Editorial: The Lure Of Multiplayer
Anybody remember the days when "multiplayer" involved two players - each with one joystick - trying to play virtual goalie with a little white dot in Pong? Or when Luigi was "Player 2" in the original Super Mario Bros.? Well, here we sit, about a quarter-century later, and the term "multiplayer" can now imply any number of things. Come fall, this could mean you're one of 60 people in the same game at the same time, and each one of those 60 could occupy any corner of the world available to semi-civilized society. Quite obviously, things have changed.
But for me, it goes well beyond the technology. Back then, gaming was mostly a lone hobby for one individual, and we all knew it. The reason why gamers carry the "geek" stigma is because so many of us were geeks, and geeks weren't commonly invited to any parties on the weekend. They had to find a way to entertain themselves with no help from others, which is often where gaming came into play (pun intended). We could hide in our rooms and conquer the latest level of whatever 2D side-scrolling piece of action we had, and boy, we could have a hell of time.

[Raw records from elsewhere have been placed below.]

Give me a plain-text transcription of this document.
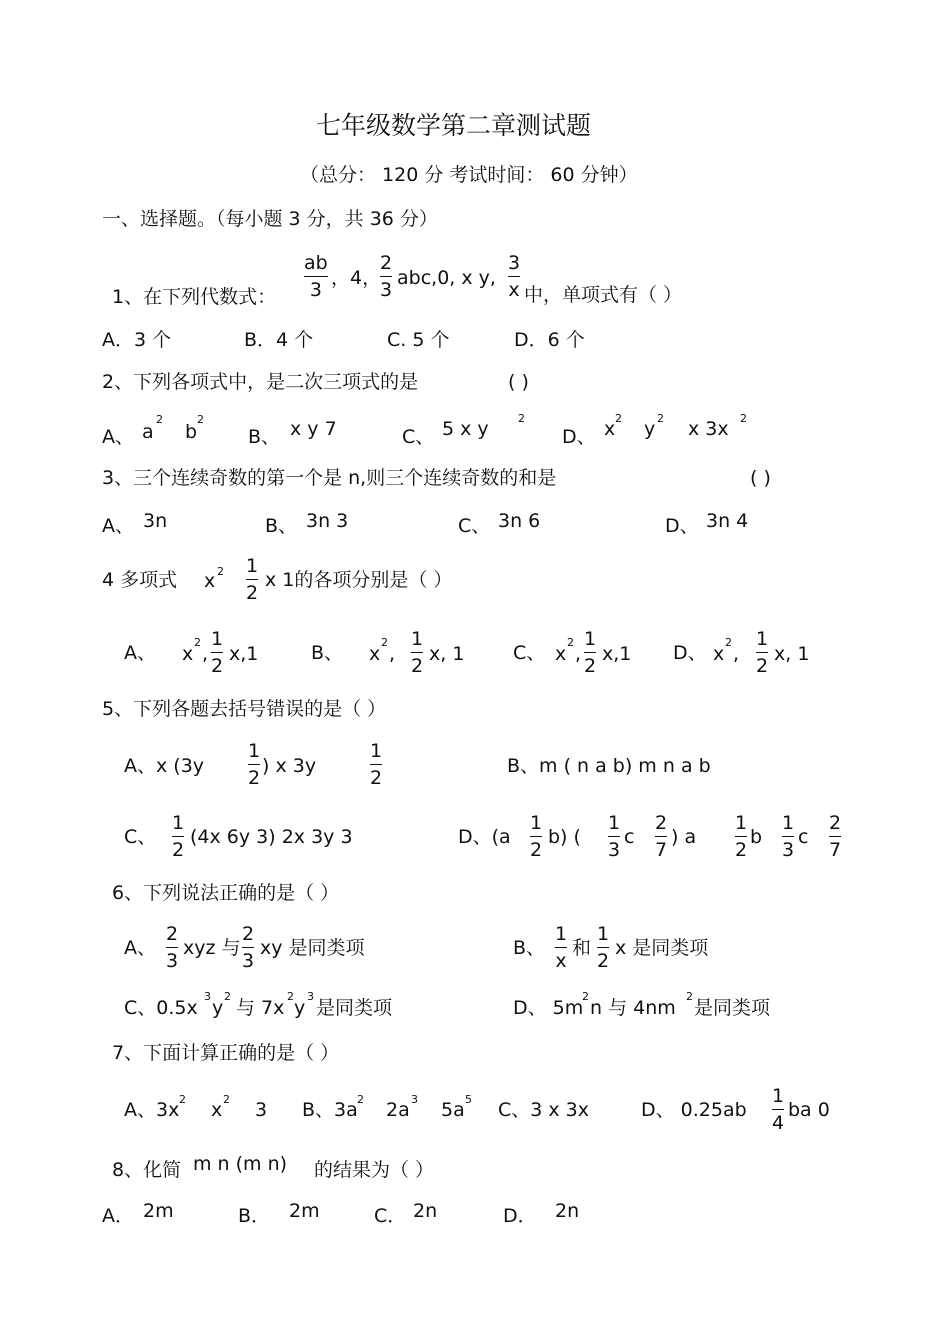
七年级数学第二章测试题
（总分： 120 分 考试时间： 60 分钟）
一、选择题。（每小题 3 分，共 36 分）
1、在下列代数式：
ab
3
，4，
2
3
abc,0, x y,
3
x 中，单项式有（ ）
A．3 个	B．4 个	C. 5 个	D．6 个
2、下列各项式中，是二次三项式的是	( )
A、 a
2
b
2
B、 x y 7	C、 5 x y	2
D、 x 2 y 2 x 3x 2
3、三个连续奇数的第一个是 n,则三个连续奇数的和是	( )
A、 3n	B、 3n 3	C、 3n 6	D、 3n 4
4 多项式 x 2 1
2
x 1的各项分别是（ ）
A、 x
2
,
1
2
x,1	B、 x
2
,
1
2
x, 1	C、 x
2
,
1
2
x,1 D、 x
2
,
1
2
x, 1
5、下列各题去括号错误的是（ ）
A、x (3y
1
2
) x 3y
1
2
B、m ( n a b) m n a b
C、
1
2
(4x 6y 3) 2x 3y 3	D、(a
1
2
b) (
1
3
c
2
7
) a
1
2
b
1
3
c
2
7
6、下列说法正确的是（ ）
A、
2
3
xyz 与
2
3
xy 是同类项	B、
1
x
和
1
2
x 是同类项
C、0.5x
3
y
2
与 7x
2
y
3
是同类项	D、 5m
2
n 与 4nm
2
是同类项
7、下面计算正确的是（ ）
A、3x 2 x 2 3 B、3a 2 2a 3 5a 5 C、3 x 3x	D、 0.25ab
1
4
ba 0
8、化简 m n (m n) 的结果为（ ）
A． 2m	B． 2m	C． 2n	D． 2n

Sure, a few gamers would get together sometimes and play two-player Contra or something, but that's a far cry from Guitar Hero parties they have today. These days, some of those hot chicks that would never dare associate with the "geeks" are now showing up at such parties and having the time of their lives. Playing video games. At this point, multiplayer - both online and offline - has become so advanced, it has literally taken over the industry.
And I understand the attraction. No matter how much technology we have, artificial intelligence will never be as challenging or as unpredictable as a human. Plus, being able to communicate with our opponents is another huge draw, and for the most part, I have no trouble understanding why so many people flock to multiplayer. However, I'm just wondering if anybody else my age misses those single-player games that have no multiplayer option; the ones that are perfect for horrible rain days. You know, just sit back with Final Fantasy Tactics or something and spend a few hours of "me time" with your favorite game and console. Hell, that's what this hobby used to be all about: "me time." Don't get me wrong; I think it's great that multiplayer is so popular, because it helps to erase a lot of the stereotypes that go along with gamers, and I like going online every now and then myself. I have to limit that experience to playing with people I know, though, just because the immaturity level of many gamers is...staggering.

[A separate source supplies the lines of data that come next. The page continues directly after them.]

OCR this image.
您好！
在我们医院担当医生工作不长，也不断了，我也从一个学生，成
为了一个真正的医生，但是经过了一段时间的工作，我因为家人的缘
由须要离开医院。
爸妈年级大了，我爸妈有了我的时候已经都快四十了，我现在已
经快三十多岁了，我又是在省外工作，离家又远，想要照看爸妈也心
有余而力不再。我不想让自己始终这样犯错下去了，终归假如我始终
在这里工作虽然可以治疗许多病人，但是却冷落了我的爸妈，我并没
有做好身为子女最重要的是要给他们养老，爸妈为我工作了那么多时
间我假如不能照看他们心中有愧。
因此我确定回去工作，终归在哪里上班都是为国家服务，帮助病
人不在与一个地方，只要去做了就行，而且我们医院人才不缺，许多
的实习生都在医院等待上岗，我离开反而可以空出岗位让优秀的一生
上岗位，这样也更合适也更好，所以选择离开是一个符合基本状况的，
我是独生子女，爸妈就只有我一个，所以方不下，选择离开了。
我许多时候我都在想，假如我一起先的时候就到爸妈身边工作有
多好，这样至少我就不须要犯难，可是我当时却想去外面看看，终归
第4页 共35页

It's just that everything has changed so drastically. Today, when someone goes to pick up a game at the store, they might not play when they get home. They might wait to get a few friends over (depending on the title, of course). They might go online first without ever touching the single-player campaign. They might even return the game if they find they don't like the multiplayer. This is a whole new phenomenon. And again, it's not that I don't like it, but I'm not the biggest fans of those who only play online and that's it. These be the "twitch gamers;" those who aren't capable of following a storyline because they can't sit still long enough for a 2-minute cut-scene, and really don't have the patience for many of the gameplay trials that are required for a single-player excursion. Obviously, not all online-only players are like this, but in my experience, those that live online are exactly like this. I'm a big fan of remaining diverse in all life pursuits, and I really don't think we should be abandoning single-player entirely.

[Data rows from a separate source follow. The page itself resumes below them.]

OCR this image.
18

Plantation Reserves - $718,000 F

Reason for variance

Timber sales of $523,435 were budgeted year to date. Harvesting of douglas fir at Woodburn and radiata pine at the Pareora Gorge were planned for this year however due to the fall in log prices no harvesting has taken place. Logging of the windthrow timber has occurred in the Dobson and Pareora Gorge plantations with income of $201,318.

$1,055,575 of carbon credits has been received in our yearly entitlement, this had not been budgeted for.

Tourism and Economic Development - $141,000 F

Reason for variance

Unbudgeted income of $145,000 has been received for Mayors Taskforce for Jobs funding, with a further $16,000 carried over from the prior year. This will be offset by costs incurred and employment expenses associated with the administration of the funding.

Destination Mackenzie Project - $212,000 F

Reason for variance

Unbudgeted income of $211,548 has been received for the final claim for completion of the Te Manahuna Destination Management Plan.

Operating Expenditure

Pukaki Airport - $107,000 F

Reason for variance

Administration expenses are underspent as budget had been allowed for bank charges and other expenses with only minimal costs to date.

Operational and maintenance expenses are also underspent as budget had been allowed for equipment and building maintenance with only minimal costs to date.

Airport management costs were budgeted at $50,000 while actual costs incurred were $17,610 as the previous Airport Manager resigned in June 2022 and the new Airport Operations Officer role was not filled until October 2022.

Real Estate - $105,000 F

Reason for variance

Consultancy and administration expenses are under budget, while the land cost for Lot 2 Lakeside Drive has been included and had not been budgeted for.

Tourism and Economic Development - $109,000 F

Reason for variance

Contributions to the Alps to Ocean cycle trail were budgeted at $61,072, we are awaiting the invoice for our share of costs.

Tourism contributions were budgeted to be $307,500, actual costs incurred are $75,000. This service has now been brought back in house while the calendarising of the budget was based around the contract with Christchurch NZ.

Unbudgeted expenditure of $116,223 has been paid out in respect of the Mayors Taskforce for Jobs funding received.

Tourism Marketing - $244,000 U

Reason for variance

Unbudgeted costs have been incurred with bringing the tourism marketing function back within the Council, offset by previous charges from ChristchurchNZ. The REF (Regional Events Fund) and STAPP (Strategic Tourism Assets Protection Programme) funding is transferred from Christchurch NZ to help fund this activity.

Furthermore, there is some concern circulating through the gaming community that due to this huge multiplayer craze, developers may be sacrificing effort when it comes to single-player campaigns and playthroughs. This, I would hate to see. I might stop gaming altogether if that started to happen. But contrary to what some may say, I don't see this happening just yet. Yeah, Grand Theft Auto IV has multiplayer for the first time in the franchise's history, but that doesn't mean the single-player adventure sucks. It's fantastic. And the other big release, Metal Gear Solid 4: Guns of the Patriots, is all about the single-player experience. I think Konami did something ingenious by making an entirely separate game - Metal Gear Online - for those who want the multiplayer MGS fun. And later this year, I'm sure the multiplayer for Resistance 2 and Gears of War 2 will be amazing, but I also have no doubt that the single-player campaigns will be awesome. And down the road, Final Fantasy XIII, God of War III, Gran Turismo 5 and more will prove to be excellent for single-player (even though I know GT5 will have multiplayer).
So while I know multiplayer has gotten huge, I haven't seen any evidence of this negatively impacting our single-player experiences. I do worry a little, though. Multiplayer still isn't really my thing, but I have thoroughly enjoyed myself when playing online this generation with the likes of Warhawk and Resistance: Fall of Man. All that being said, I will always take a day or two to play through some of my favorite games, and none of that will involve anyone but myself. So sue me; I'm old-fashioned. I still think it's the backbone of this hobby.